この場を借り皆に感謝の気持ちを伝えておかねばならない。
そして夕刻、家内と待ち合わせた。
場所は息子が通う塾の前。
懇談の時間までロビーで待っていると、吹き抜けの階下に星光の制服が見えた。
覗き込むとうちの家に何度も泊まりに来たことのある知った顔があった。
視線を移すと幾人かの星光生が女子らを相手に話し込んでいた。
塾でつるんで油を売るのは星光生の専売特許。
まさか息子の姿はないだろうと注視して、奥から顔を覗かせた青年と目が合いそれが息子であったから一瞬わが目を疑い、しかし息子の顔に笑みがあったからわたしも笑った。
家内は懇談の際、塾の職員に念を押して伝えた。
今後油を売っているのを見かけたら、遠慮なくしばいてください。
気持ちは分かるが、いま彼は青春の真っ只中。
受験という暗雲に空が覆われていても、それがどうした、若者なのだからその若さを多少なり謳歌するのが当たり前というものだろう。
どのみちこのみち、わたしたちの子。
帰り道、コウハクのカウンターでワインを飲みつつ家内に語った。
小さい頃からスポーツし体を鍛えていると仲間との交流が活発になる。
そんな研究があるらしい。
考えれば当然のことのように思える。
体力があるから何でも話せる友だちができ、体力があるから仲良くなれる。
そういう意味で、ちょっと見かけた一場面に男女含めた仲間がいたのだから、いいこと以外の解釈はあり得ない。
体力がなければ仲間は寄り付かず女子にはそっぽを向かれ一人ぽつねんと過ごすことになる。

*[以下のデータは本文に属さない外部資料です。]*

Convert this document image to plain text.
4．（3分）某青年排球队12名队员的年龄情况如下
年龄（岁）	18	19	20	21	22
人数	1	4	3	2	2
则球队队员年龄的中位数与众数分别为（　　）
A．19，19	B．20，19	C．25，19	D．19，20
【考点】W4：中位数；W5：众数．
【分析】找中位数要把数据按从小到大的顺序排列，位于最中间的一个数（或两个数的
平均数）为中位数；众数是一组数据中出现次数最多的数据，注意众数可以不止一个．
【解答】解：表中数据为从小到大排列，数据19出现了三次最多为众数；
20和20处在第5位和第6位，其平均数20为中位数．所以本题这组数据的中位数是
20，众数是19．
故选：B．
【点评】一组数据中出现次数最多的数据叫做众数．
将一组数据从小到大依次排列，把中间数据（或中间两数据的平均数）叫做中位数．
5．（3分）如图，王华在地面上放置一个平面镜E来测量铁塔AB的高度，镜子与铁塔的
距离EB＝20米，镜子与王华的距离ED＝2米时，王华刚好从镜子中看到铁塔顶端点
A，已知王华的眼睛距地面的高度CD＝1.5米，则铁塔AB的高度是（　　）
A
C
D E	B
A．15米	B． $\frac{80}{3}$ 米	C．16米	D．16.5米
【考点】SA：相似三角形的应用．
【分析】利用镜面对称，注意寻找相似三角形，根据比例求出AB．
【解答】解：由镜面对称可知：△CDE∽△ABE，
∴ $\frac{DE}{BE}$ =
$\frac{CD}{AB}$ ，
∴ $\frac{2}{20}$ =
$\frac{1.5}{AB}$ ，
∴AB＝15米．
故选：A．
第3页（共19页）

そんな姿を目にすることに比べれば、はるかに喜ばしいことである。
それに大阪星光は、まがりなりに進学校。
いま行われている星ゼミをみれば分かるとおり、医者はもちろんその他多方面で才を活かし活躍する先輩が大勢いる。
だから彼らもそのようになる。
そして、大人になってもあんなふうに一味になって油を売るであろうから、想像するだけで楽しく、その一点をもって大阪星光ありがとうというようなものである。
白ワインが一本空いて、赤ワインも飲んでほろ酔い。
すべてよしといった感じで家内も普段の調子を取り戻していった。
店を後にしても楽しく語らい、JRに乗って揺られて帰宅した。